Hprt As A Selectable Safe Harbor For Transgenesis

A current limitation in gene therapy is obtaining a sufficient number of modified cells to produce a therapeutic effect in vivo. In several diseases, correction of a mutant allele confers a selective growth advantage to the modified cells, thus enhancing efficacy with moderate initial modification. For most diseases, however, there is no selective advantage to the corrected cells. One potential strategy to address this limitation is in vivo selection of modified cells using pharmacological agents. It has previously been shown that 6-thioguanine (6-TG), an FDA-approved chemotherapeutic small molecule, is cytotoxic to cells expressing the enzyme HPRT, allowing for selective growth of HPRT knockout cells. Knockout of HPRT can be achieved by creating a nonsense mutation in an upstream exon, or by terminating splicing by introducing a large transgene into an intron. To allow for selectable transgenesis of only cells which have undergone targeted integration (TI), engineered zinc-finger nucleases (ZFNs) were used to insert a virally-delivered transgene into an HPRT intron.

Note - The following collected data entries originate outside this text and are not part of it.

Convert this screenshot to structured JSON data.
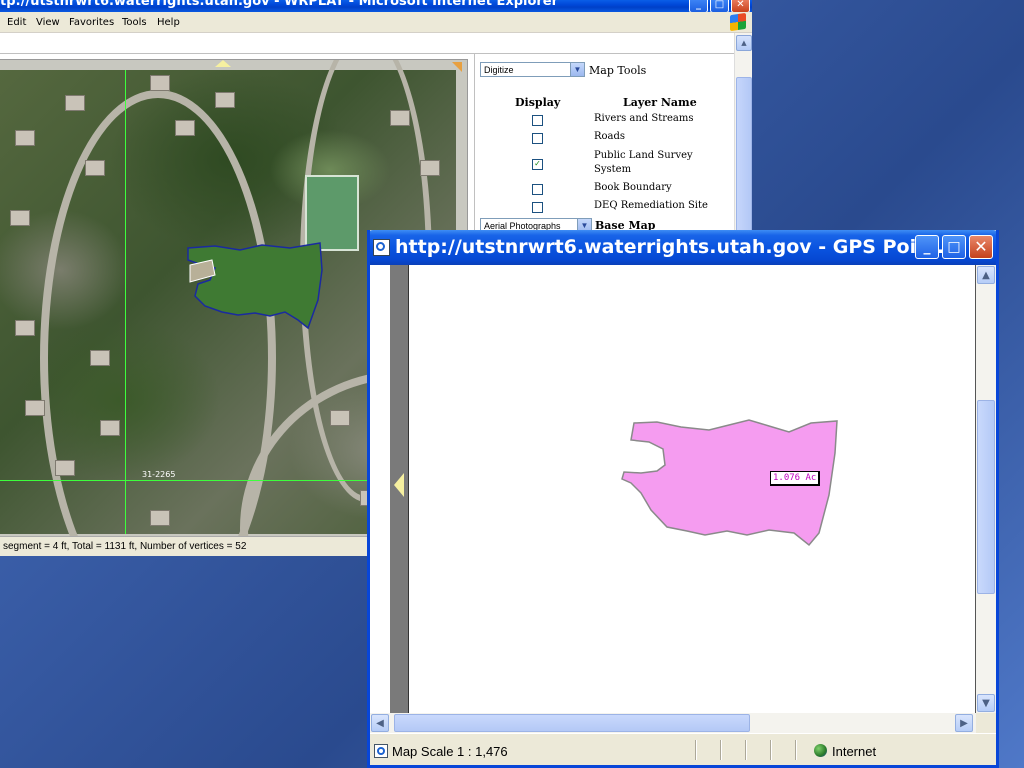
{
  "back_window": {
    "title": "tp://utstnrwrt6.waterrights.utah.gov - WRPLAT - Microsoft Internet Explorer",
    "menu": [
      "Edit",
      "View",
      "Favorites",
      "Tools",
      "Help"
    ],
    "map_label": "31-2265",
    "map_tools": {
      "select_value": "Digitize",
      "label": "Map Tools"
    },
    "layers_header": {
      "display": "Display",
      "layer_name": "Layer Name"
    },
    "layers": [
      {
        "name": "Rivers and Streams",
        "checked": false
      },
      {
        "name": "Roads",
        "checked": false
      },
      {
        "name": "Public Land Survey System",
        "checked": true
      },
      {
        "name": "Book Boundary",
        "checked": false
      },
      {
        "name": "DEQ Remediation Site",
        "checked": false
      }
    ],
    "base_map": {
      "select_value": "Aerial Photographs",
      "label": "Base Map"
    },
    "status": "segment = 4 ft, Total = 1131 ft, Number of vertices = 52"
  },
  "popup_window": {
    "title": "http://utstnrwrt6.waterrights.utah.gov - GPS Poin...",
    "acre_label": "1.076 Ac",
    "status": {
      "scale": "Map Scale 1 : 1,476",
      "zone": "Internet"
    },
    "polygon_fill": "#f59cf0",
    "polygon_stroke": "#8a8a8a"
  }
}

After two weeks of in vitro 6-TG selection following genome modification, a 95-fold increase in TI was observed in pooled K562 cell populations to a final level of 72% TI, whereas a 30-fold increase in transgene-expressing live cells was seen in peripheral blood-mobilized primary CD34+ cells resulting in 90% transgene-positive live cells. Furthermore, a 72-fold increase in transgene mRNA transcript was observed after two weeks of erythroid differentiation and 6-TG selection of CD34+ cells compared to unselected genome-modified controls. These results represent an important step in developing hematopoietic stem cell (HSC)-based gene therapies, as well as a platform technology for creating gene-modified HSC populations with high proportions of therapeutic transgene expression via precise, targeted integration of a transgene of interest.